The day I knew that in Meagan resided the most genuine friendship of my life was also on a day when I wasn’t quite sure I had it in me to face another day. At 17 the most shattering moment of my inexperienced life was the day I was dumped in pursuit by my then boyfriend to “experience other people.” Nothing could have been more crushing and my bed was the only place I could find solace. I was determined to never leave the comfort of my twin bed I had slept in since I was 3 years old and I wasn’t about to change my mind even if it meant living out my remaining days on my floral sheets in complete isolation.

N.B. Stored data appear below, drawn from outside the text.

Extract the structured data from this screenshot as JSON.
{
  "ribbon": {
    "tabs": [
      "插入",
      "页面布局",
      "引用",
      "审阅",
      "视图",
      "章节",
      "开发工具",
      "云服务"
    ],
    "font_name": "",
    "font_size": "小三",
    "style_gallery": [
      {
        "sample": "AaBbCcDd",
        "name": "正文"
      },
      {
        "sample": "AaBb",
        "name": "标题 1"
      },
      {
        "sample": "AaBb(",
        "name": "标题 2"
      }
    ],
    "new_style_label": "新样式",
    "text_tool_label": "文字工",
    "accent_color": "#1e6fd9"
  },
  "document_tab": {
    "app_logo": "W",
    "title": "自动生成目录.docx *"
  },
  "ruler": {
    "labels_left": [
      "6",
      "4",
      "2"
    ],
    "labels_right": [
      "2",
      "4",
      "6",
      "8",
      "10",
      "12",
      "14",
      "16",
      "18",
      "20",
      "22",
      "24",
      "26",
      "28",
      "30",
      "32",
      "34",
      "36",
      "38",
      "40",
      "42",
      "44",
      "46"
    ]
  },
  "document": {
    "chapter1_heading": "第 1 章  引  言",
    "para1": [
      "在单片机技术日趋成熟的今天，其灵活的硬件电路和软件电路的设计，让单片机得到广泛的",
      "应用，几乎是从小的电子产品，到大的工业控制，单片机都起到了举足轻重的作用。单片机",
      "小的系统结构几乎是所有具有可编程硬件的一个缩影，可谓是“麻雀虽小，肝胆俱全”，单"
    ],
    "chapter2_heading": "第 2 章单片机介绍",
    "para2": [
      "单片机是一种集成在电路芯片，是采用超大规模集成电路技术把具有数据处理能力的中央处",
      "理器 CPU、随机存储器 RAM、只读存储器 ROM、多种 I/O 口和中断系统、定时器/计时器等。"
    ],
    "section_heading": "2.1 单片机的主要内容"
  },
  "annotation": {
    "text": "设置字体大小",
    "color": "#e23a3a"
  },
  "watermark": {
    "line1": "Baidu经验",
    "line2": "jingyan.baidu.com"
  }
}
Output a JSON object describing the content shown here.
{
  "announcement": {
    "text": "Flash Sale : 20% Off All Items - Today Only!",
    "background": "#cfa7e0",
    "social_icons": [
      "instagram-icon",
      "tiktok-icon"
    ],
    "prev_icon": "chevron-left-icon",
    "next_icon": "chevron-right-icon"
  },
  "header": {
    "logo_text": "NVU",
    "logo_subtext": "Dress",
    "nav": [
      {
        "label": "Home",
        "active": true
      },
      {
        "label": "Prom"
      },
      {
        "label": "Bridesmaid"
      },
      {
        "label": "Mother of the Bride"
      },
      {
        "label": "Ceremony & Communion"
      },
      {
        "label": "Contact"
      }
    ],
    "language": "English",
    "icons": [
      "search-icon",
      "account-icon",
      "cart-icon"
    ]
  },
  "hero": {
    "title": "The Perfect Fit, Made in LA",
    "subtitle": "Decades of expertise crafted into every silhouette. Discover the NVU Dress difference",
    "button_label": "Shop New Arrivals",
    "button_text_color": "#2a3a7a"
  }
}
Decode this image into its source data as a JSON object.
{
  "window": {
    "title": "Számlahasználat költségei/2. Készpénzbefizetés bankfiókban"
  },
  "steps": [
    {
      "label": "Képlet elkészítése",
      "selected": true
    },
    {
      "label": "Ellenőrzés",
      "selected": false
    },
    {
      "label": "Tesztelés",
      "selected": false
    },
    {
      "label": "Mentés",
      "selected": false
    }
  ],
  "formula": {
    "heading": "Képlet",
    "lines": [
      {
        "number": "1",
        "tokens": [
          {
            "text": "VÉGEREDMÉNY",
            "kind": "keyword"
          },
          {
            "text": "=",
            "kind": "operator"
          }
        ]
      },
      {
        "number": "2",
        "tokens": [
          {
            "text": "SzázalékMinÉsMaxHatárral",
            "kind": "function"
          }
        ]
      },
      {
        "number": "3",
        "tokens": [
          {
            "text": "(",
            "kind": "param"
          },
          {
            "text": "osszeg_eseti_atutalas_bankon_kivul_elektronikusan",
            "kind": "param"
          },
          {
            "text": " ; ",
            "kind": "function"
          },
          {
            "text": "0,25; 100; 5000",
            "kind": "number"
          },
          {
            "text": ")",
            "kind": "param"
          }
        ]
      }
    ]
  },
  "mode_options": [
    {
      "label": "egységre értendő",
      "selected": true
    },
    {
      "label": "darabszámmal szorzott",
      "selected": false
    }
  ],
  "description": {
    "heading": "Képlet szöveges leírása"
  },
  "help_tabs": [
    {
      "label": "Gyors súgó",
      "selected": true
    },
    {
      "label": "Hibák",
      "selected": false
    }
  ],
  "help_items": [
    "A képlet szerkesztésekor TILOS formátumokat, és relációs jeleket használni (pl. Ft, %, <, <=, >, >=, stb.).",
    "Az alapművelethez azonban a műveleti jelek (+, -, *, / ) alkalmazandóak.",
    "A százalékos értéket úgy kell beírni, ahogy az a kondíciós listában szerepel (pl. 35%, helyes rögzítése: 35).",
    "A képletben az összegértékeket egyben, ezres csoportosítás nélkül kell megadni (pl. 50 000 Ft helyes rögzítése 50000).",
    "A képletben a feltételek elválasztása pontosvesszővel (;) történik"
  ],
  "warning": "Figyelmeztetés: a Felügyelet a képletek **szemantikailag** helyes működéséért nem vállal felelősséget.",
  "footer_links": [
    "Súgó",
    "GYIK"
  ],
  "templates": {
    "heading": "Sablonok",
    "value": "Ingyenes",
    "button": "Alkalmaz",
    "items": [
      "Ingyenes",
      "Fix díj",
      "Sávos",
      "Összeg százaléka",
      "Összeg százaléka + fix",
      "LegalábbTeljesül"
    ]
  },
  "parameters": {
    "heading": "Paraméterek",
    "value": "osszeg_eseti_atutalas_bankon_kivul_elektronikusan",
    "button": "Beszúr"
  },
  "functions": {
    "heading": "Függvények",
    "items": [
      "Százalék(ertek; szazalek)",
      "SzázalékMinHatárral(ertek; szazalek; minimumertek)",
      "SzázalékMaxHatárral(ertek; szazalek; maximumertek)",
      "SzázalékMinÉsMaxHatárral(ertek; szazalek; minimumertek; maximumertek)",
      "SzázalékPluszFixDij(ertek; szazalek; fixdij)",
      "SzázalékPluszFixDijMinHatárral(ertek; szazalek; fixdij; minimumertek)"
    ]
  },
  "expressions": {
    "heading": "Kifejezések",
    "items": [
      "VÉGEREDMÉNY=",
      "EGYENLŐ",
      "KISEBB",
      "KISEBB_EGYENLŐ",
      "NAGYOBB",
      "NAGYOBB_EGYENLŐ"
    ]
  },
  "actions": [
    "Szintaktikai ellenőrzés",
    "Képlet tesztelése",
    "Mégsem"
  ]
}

It was that day when Meagan appeared in my room, dead-set on not taking no for an answer. Before I could even go down my poorly formed list of excuses, she forced me out of bed and into clothes. Before I knew it, we were in my step-father’s Jeep Cherokee littered with miscellaneous trash and probably even a few bottles of liquor. Although it was early spring and the weather was still closer to winter than summer, we began an aimless drive. Annoyed and wishing I was still in bed, we set course for no where with the windows down and the heat full force. I hopped on the I-90 toward downtown in the middle of the afternoon and she excitedly popped in a mixed tape made just for the occasion. I fought the urge to car-dance for a song or two but we both knew that given the right combination of 90’s music, I would eventually cave and dance my upper-body as if my torso and arms had never moved before. That day I realized that a boy was no reason to feel destroyed… that life would in fact go on, and there’s no better remedy than a best friend and the greatest hits of the 90’s to cure anything life can throw at you.


To this day that combination has been my medicine to just about everything.